Portugal’s central bank took control of Banco Espirito Santo SA, once the country’s largest lender by market value, in a 4.9 billion-euro ($6.6 billion) bailout that will leave junior bondholders with losses.

The Bank of Portugal’s Resolution Fund will move Banco Espirito Santo’s deposit-taking operations and most of its assets to a new company, Novo Banco, which it will own outright. The fund will finance the rescue with a Treasury loan to be repaid by Novo Banco’s eventual sale. Espirito Santo shareholders and junior bondholders will be left with the most “problematic” assets, including loans to other parts of the Espirito Santo Group and the lender’s stake in its Angolan operation, according to a central bank statement yesterday.

“Shareholders, subordinated debt holders as well as board members or former board members directly involved in the more recent events, and not the taxpayers, will be called to shoulder the losses incurred by a banking business they failed to adequately oversee,” the Finance Ministry said in a statement.

Banco Espirito Santo has been forced to take public money after regulators uncovered potential losses on loans to other companies tied to Portugal’s Espirito Santo family and ordered the lender to raise capital. Bank of Portugal Governor Carlos Costa had sought to find private investors to inject the cash, and said government funds would only be a last resort. The Portuguese government has about 6.4 billion euros remaining from its European Union-led bailout in 2011 to fund the capital injection.

‘Full Contribution’

Shares of the lender plunged 73 percent in Lisbon last week to 12 euro cents, for a market value of 675 million euros, before the stock was suspended on Aug. 1. Banco Espirito Santo’s 750 million euros of 7.125 percent dated subordinated notes, part of its Tier 2 capital, were at 35.8 cents on the euro on Aug. 1 and its more-junior undated hybrid Tier 1 bonds were at 30 cents on the euro, down from 60 cents on July 30.

“The full contribution of shareholders and of subordinated debt holders to the losses of Banco Espirito Santo will be ensured in accordance with the burden sharing rules” set out in 2013, the European Commission said in a statement yesterday as it approved the plan.

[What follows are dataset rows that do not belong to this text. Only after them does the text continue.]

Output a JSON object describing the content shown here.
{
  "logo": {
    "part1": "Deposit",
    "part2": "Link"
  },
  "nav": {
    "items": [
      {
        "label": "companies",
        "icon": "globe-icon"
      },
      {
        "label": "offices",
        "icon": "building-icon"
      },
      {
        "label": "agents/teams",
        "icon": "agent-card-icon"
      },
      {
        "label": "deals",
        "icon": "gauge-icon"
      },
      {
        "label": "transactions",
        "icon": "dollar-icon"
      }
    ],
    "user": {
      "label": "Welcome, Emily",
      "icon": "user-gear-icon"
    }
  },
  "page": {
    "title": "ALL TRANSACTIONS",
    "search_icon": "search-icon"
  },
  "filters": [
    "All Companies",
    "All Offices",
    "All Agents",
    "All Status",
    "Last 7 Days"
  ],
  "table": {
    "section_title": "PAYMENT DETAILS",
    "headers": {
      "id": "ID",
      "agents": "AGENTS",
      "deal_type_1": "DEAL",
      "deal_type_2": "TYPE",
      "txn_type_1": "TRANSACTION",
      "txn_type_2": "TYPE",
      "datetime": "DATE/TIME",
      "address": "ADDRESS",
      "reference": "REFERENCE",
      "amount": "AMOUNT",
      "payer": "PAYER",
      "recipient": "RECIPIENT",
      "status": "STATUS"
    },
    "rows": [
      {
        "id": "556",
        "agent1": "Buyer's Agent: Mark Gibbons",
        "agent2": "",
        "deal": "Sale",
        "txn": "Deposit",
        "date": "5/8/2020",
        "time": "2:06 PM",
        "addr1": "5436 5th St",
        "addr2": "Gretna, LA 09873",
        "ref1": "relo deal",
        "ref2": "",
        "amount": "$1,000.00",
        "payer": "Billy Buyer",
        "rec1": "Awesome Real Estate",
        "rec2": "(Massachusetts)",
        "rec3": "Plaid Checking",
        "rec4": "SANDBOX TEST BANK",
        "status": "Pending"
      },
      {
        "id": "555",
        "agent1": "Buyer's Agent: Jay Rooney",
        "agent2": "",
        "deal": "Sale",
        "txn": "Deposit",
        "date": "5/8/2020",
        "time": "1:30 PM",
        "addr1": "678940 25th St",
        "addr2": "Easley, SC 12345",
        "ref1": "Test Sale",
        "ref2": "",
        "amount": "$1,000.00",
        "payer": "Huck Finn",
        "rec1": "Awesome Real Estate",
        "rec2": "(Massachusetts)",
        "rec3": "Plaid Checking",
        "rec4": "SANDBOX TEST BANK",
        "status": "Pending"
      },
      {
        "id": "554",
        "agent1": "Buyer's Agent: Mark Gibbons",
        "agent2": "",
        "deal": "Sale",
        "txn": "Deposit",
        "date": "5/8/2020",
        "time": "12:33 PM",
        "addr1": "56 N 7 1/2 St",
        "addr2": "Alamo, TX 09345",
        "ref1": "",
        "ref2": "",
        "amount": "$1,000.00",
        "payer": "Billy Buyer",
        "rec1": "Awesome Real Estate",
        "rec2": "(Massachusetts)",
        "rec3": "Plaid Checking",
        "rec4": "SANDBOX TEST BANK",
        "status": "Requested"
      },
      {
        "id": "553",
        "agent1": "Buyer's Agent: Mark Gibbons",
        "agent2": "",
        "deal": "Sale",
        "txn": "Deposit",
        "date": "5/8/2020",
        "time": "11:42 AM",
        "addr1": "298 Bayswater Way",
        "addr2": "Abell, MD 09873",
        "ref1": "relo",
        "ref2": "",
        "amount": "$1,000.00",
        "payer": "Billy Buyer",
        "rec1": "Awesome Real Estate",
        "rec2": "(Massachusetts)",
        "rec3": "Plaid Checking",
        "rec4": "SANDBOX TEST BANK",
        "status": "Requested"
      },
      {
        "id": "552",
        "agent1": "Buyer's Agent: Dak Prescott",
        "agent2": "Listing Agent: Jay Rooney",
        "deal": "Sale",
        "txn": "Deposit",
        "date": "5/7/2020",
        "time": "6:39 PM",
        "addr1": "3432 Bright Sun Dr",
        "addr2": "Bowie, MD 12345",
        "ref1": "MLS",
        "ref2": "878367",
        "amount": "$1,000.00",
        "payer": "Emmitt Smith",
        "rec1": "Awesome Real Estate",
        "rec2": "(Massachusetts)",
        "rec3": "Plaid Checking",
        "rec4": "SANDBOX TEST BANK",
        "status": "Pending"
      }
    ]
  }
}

Subordinated bonds have been hit by European regulators seeking to share the cost of resolving distressed banks with bondholders, with losses inflicted on holders of junior debt of lenders including Britain’s Co-Operative Bank Plc and Spain’s Bankia SA.

Family Companies

Banco Espirito Santo has 457 million euros of Tier 1 bonds, its most junior debt securities, and 853 million euros of more-senior Tier 2 bonds, making a total of about 1.3 billion euros, according to data compiled by Bloomberg. The lender has 13.5 billion euros of senior bonds and 4.63 billion euros of secured notes outstanding. All in all, it has 20.4 billion euros of bond debt outstanding, the data show.

Banco Espirito Santo is 20 percent owned by Espirito Santo Financial Group, part of a chain of companies linked to the bank’s founding family. The lender’s largest outside shareholders include France’s Credit Agricole SA, owner of a 14.6 percent stake, as well as Brazil’s Banco Bradesco SA, which has a 3.9 percent holding.

Banco Espirito Santo shares slumped 67 percent in July as three parent companies linked to the Espirito Santo family requested protection from creditors and concern grew that the bank may have to inject additional capital into its Angola unit.

Novo Banco’s managers, led by chief executive officer Vitor Bento, will seek to find private investors to buy “significant” stakes in the bank in “an adequate time horizon,” according to the central bank.

Bento said in a statement that yesterday’s move removes key uncertainties around the bank and the lender is now stronger and safer than before.